On the course of his journey, Rodman did a lot of crazy shit too, and it is perhaps his extracurricular activities that made him so unpredictable off the court. Out of the large number of these activities, here are my top 3:
1) He wore a wedding dress to promote his autobiography.
2) He was a part time pro-wrestler, and fought alongside Hulk Hogan
3) He was in a movie with Jean Claude Van Damme, called Double Team. Find it: it’s great! (ok, keep your expectations low)
And now, here is perhaps the greatest part of the Rodman story: how he fought against all the odds to become what he did. Dennis Rodman was never supposed to be the greatest ever rebounder, never supposed to be a hall of famer. He suffered an unhappy childhood, struggled through poverty and tragedy, and somehow made the NBA despite having outstanding offensive skills, and even then was a rookie at the advanced age of 25. He kept persisting, kept improving, won the rings, the DPOY accolades, the rebounding titles, and became a part of one of the greatest teams ever. And by his last title, he was already 37 years old, still reading the NBA in boards!
I didn’t know these things when I was 11, when I was falling in love with the art of the rebound, when someone called me a ‘worm’ and I failed to realise that it was a compliment and not an insult. I added several more arsenals to my game since then, but that love for the boards never changed, and neither did my respect for Dennis Rodman. What I see now is that, ‘The Worm’ stood for more than just the ability to get rebounds. ‘The Worm’ stood for perseverance, hustle, an undying love for the game.

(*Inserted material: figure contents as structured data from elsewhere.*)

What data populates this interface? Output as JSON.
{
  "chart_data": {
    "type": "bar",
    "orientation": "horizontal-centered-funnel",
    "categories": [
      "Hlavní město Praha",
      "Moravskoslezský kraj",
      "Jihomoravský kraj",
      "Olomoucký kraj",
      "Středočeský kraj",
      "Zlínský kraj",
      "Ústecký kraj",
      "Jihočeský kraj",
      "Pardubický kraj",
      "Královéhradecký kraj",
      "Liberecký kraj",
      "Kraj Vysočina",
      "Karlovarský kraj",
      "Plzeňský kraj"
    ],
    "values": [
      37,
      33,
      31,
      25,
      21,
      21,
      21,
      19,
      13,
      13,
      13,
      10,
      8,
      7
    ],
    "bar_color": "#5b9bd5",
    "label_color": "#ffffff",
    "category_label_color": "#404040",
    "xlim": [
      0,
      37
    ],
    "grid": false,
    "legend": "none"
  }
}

His career, and his life, mirror his rebounding skill. Without having the size to do it, he had the uncanny skill to break the odds and position himself for success. He jumped higher than anyone else, even those bigger and more skilled than him, to either grab the ball, or tip it away, back to himself, just like in life, he was able to tip the favours towards himself, to grab the NBA’s biggest challenges by its horns. And then he would secure the rebound, just like he would secure success, and then he would do it over and over again, becoming the best at one of the most beautiful arts in basketball.